— Ты хвалился, что подобно небесному Роду способен раздавать любовь, — глядя прямо на дрожащий жир желтого лица Иосифа проговорил князь. — Неужто вот это она и есть?
Святослав указал острием меча на громоздившуюся в кровавой луже зловонную гору плоти.
— Ты говорил, будто то, что ты предлагаешь мне, прекрасно. Но вижу я: это просто куча мяса, мочи, слизи, крови и дерьма. Ты обманул меня? Ты утверждал, что она неразрушима, но не выдержала даже меча. Ты сказал, что она бессмертна. И вот лежит во прахе. Ты клялся, что она непобедима. Но разве может этот дрязг управлять чьим-то сознанием?
Что мог ответить на это Иосиф? Его плотская хитрокозненность, быть может, остроумная, пусть даже изощренная, столкнулась с явлением, постижение чьей природы оставалось попросту недоступно его вчистую инородному естеству.
— Следуя истинной сущности милосердия и путям правды… — залепетал малик.
Но Святослав уже не слышал его.
— Всё оружие в лодьи, — распорядился он. — Враждебников — к Нию. Лизунов — в неволю.
Пока князь на Острове сламывал ту отравленную иглу, на острие которой таилась смерть величайшего демонского заповедника, именуемого Хазарией, оба берега Итиля уж были насмерть скручены зловещими путами, что выпряли подземельные пряхи Макоши из душераздирающих воплей и черного дыма.
Уничтожители родоненавистников выламывали двери, а то и разворачивали бревнами стены кирпичных домов итильских торгашей, врывались в синагоги, мечети, в молельные дворцы христиан — поклонников новых еврейских Богов и выносили оттуда столько серебра, столько золота, что иной раз не находили куда его складывать.
Вот в некой огромной синагоге, уже изрядно развороченной, и потому непонятно — то ли иудейской, то ли христианской, несколько гузских пастухов заталкивают в огромные мешки из цельных верблюжьих кож чудные светильники, цветные сосуды непонятного назначения, еще какие-то сокровища, ценность которых дети песчаных равнин, верно, определяют по степени их яркости и блеска. В другом углу стремительно растрачивающего свою пышность зала сбивают со стен золотые загогулины, нацепленные для украсу, чернокосые печенеги. Некоторые из них крушат свидетельства беспросветной развращенности прежних посетителей этой кумирии для жадных и возбужденных прямо из седел, чтобы дотягиваться повыше. Уже груженые многопудовой поклажей ослы и лошаки ревут, боясь ступить по скользкому лощеному мрамору пола, но удары кнутов заставляют их сделать это, — они падают на затоптанное, где-то заваленное навозом, где-то залитое кровью каменное зеркало, но уколы острых сулиц, раздаваемые погонщиками, понуждают их вновь подниматься на разъезжающиеся ноги, вместе с драгоценной кладью.

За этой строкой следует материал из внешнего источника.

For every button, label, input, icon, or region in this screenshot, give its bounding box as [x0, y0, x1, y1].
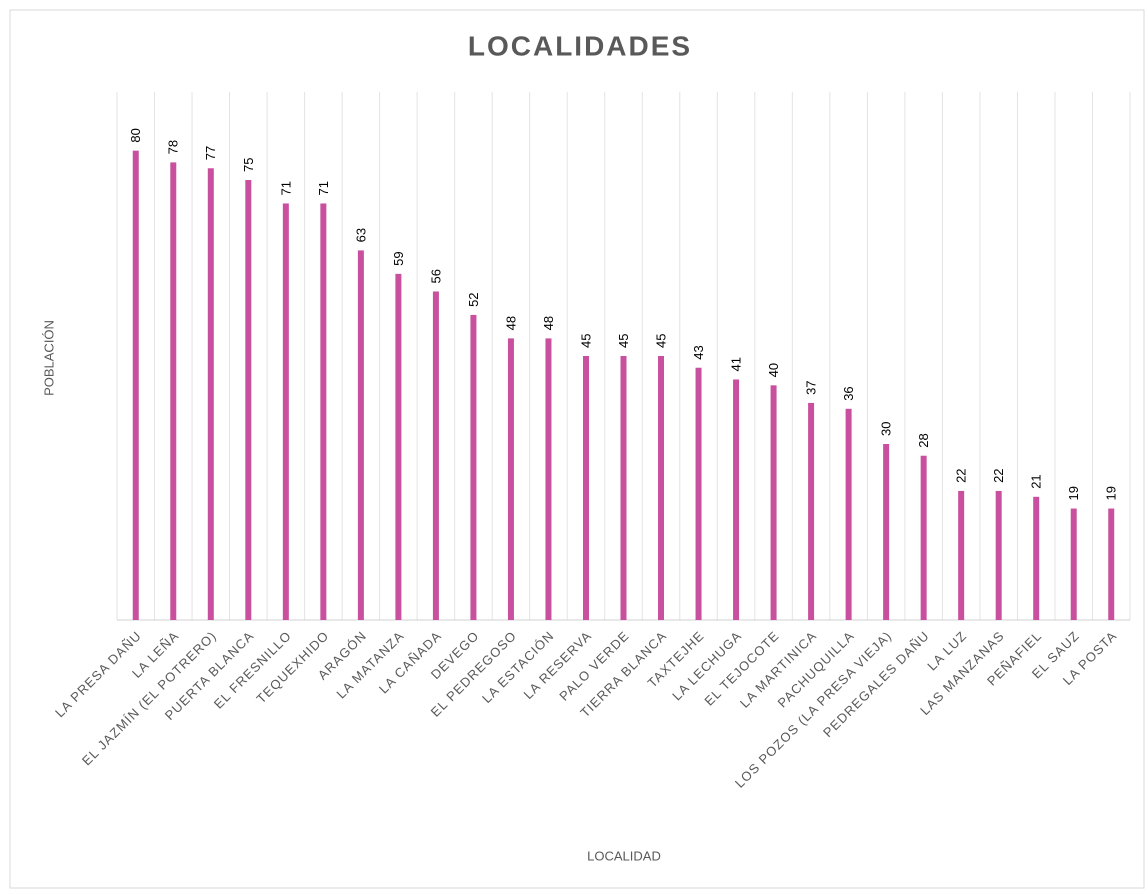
- data-label: 45: [616, 334, 631, 348]
- bar: [808, 402, 815, 620]
- bar: [545, 338, 552, 620]
- bar: [170, 162, 177, 620]
- bar: [695, 367, 702, 620]
- data-label: 19: [1104, 486, 1119, 500]
- data-label: 36: [841, 386, 856, 400]
- bar: [582, 356, 589, 620]
- data-label: 71: [316, 181, 331, 195]
- data-label: 48: [503, 316, 518, 330]
- chart-title: LOCALIDADES: [468, 30, 692, 61]
- data-label: 28: [916, 433, 931, 447]
- data-label: 77: [203, 146, 218, 160]
- data-label: 40: [766, 363, 781, 377]
- data-label: 19: [1066, 486, 1081, 500]
- bar: [883, 444, 890, 620]
- bar: [1108, 508, 1115, 620]
- bar: [470, 314, 477, 620]
- data-label: 80: [128, 128, 143, 142]
- bar: [920, 455, 927, 620]
- data-label: 52: [466, 292, 481, 306]
- bar: [620, 356, 627, 620]
- data-label: 75: [241, 158, 256, 172]
- y-axis-label: POBLACIÓN: [41, 320, 56, 396]
- data-label: 30: [879, 422, 894, 436]
- bar: [958, 490, 965, 620]
- bar: [733, 379, 740, 620]
- bar: [245, 180, 252, 620]
- bar: [320, 203, 327, 620]
- bar: [658, 356, 665, 620]
- data-label: 22: [954, 468, 969, 482]
- bar: [395, 273, 402, 620]
- x-axis-label: LOCALIDAD: [587, 848, 661, 863]
- bar: [432, 291, 439, 620]
- data-label: 63: [353, 228, 368, 242]
- bar: [507, 338, 514, 620]
- data-label: 43: [691, 345, 706, 359]
- data-label: 59: [391, 251, 406, 265]
- bar: [132, 150, 139, 620]
- bar: [995, 490, 1002, 620]
- data-label: 45: [653, 334, 668, 348]
- data-label: 37: [804, 380, 819, 394]
- bar: [1033, 496, 1040, 620]
- data-label: 22: [991, 468, 1006, 482]
- data-label: 56: [428, 269, 443, 283]
- bar: [770, 385, 777, 620]
- data-label: 41: [728, 357, 743, 371]
- chart-frame: [9, 9, 1145, 889]
- bar: [845, 408, 852, 620]
- data-label: 71: [278, 181, 293, 195]
- data-label: 78: [166, 140, 181, 154]
- data-label: 48: [541, 316, 556, 330]
- bar: [1070, 508, 1077, 620]
- data-label: 45: [578, 334, 593, 348]
- bar: [282, 203, 289, 620]
- data-label: 21: [1029, 474, 1044, 488]
- bar: [207, 168, 214, 620]
- bar: [357, 250, 364, 620]
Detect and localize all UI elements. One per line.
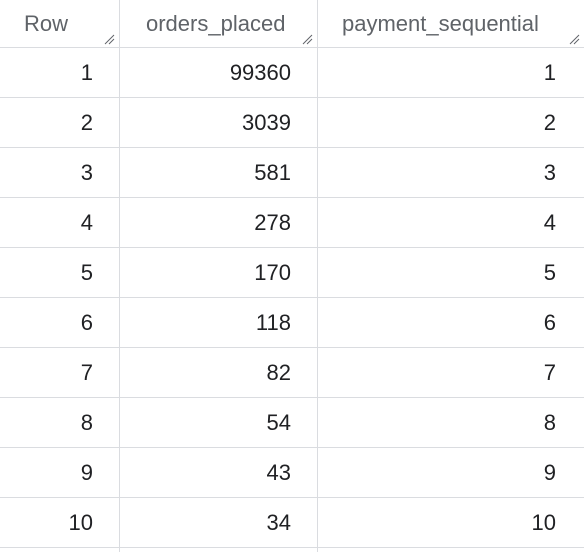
table-row: 5 170 5	[0, 248, 584, 298]
payment-sequential-cell: 5	[543, 260, 556, 285]
table-row: 1 99360 1	[0, 48, 584, 98]
table-row: 3 581 3	[0, 148, 584, 198]
orders-placed-cell: 118	[120, 298, 318, 347]
table-row: 8 54 8	[0, 398, 584, 448]
orders-placed-cell: 170	[120, 248, 318, 297]
row-number-cell: 1	[0, 48, 120, 97]
table-row: 6 118 6	[0, 298, 584, 348]
column-header-orders-placed[interactable]: orders_placed	[120, 0, 318, 47]
orders-placed-cell: 3039	[120, 98, 318, 147]
payment-sequential-cell: 8	[543, 410, 556, 435]
orders-placed-cell: 54	[120, 398, 318, 447]
row-number-cell: 8	[0, 398, 120, 447]
column-header-label: Row	[24, 11, 69, 36]
table-row: 4 278 4	[0, 198, 584, 248]
orders-placed-cell: 82	[120, 348, 318, 397]
partial-cell	[0, 548, 120, 552]
row-number-cell: 10	[0, 498, 120, 547]
payment-sequential-cell: 3	[543, 160, 556, 185]
payment-sequential-cell: 6	[543, 310, 556, 335]
resize-handle-icon[interactable]	[103, 33, 115, 45]
partial-cell	[120, 548, 318, 552]
payment-sequential-cell: 7	[543, 360, 556, 385]
resize-handle-icon[interactable]	[301, 33, 313, 45]
column-header-row[interactable]: Row	[0, 0, 120, 47]
payment-sequential-cell: 4	[543, 210, 556, 235]
table-row: 10 34 10	[0, 498, 584, 548]
table-row: 9 43 9	[0, 448, 584, 498]
row-number-cell: 7	[0, 348, 120, 397]
row-number-cell: 5	[0, 248, 120, 297]
table-row-partial	[0, 548, 584, 552]
orders-placed-cell: 278	[120, 198, 318, 247]
orders-placed-cell: 99360	[120, 48, 318, 97]
orders-placed-cell: 581	[120, 148, 318, 197]
payment-sequential-cell: 10	[531, 510, 556, 535]
table-body: 1 99360 1 2 3039 2 3 581 3 4 278 4 5 170…	[0, 48, 584, 548]
row-number-cell: 6	[0, 298, 120, 347]
row-number-cell: 2	[0, 98, 120, 147]
row-number-cell: 3	[0, 148, 120, 197]
orders-placed-cell: 34	[120, 498, 318, 547]
table-row: 7 82 7	[0, 348, 584, 398]
column-header-label: orders_placed	[146, 11, 286, 36]
table-row: 2 3039 2	[0, 98, 584, 148]
payment-sequential-cell: 9	[543, 460, 556, 485]
column-header-label: payment_sequential	[342, 11, 539, 36]
row-number-cell: 9	[0, 448, 120, 497]
resize-handle-icon[interactable]	[568, 33, 580, 45]
payment-sequential-cell: 1	[543, 60, 556, 85]
column-header-payment-sequential[interactable]: payment_sequential	[318, 0, 584, 47]
payment-sequential-cell: 2	[543, 110, 556, 135]
orders-placed-cell: 43	[120, 448, 318, 497]
table-header: Row orders_placed payment_sequential	[0, 0, 584, 48]
row-number-cell: 4	[0, 198, 120, 247]
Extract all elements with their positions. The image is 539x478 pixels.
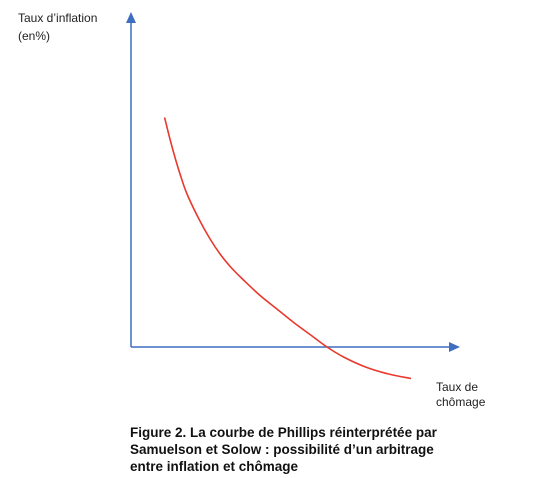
y-axis-arrow bbox=[126, 12, 136, 23]
phillips-curve-line bbox=[163, 117, 412, 380]
figure-caption: Figure 2. La courbe de Phillips réinterp… bbox=[130, 425, 437, 474]
x-axis-arrow bbox=[449, 342, 460, 352]
x-axis-label: Taux de chômage bbox=[436, 380, 486, 409]
series-group bbox=[163, 117, 412, 380]
axes bbox=[126, 12, 460, 352]
y-axis-label: Taux d’inflation (en%) bbox=[18, 11, 98, 43]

Но, если воители в подобных золотых опухолях находили заслуженное воздаяние своим ратным подвигам, то для итильской черни (и прежде всего самой голытьбы) это был по-настоящему тороватый праздник. Как правило всякую заваруху, даже незначительное брожение на площадях и улицах Итиля, — публичные казни, драки у арыков в засуху, пожары, неожиданно мощные паводки, городские торжества, — они неизменно стремились использовать для какого-нибудь грабежа. (Но разве столь значительное сборище людей, поклонившихся кумиру навий — ненасытности вожделения, где-то когда-то существовало на иных принципах?) А этот день вкладывал прямо в руки всех угнетенных и бездельников, дельцов и отверженцев небывалый случай обогащения. Так начатый воителями разгром каганата был тут же подхвачен дремавшими в нем внутренними силами.
Последнюю ночь доживало сопревшее навье царство, так истово боготворившее преходящее. В предсмертном кошмарном сне видело оно могучие языки пламени, пожиравшие свидетельства демонского счастья. Черно-красные люди, вырвавшись из оков разрушаемого огнем имущества, бежали куда-то, но неотвязные вещи на ходу прилипали к их рукам — ценные сосуды, мешки с зерном, одежды из сверкающих тканей, конская упряжь, ритуальная утварь, подушки, покрывала, съестные припасы, клетки с птицами… И лошади, и мулы, и верблюды, и повозки в черных бездонных тенях, в красных ослепляющих бликах сновали туда-сюда.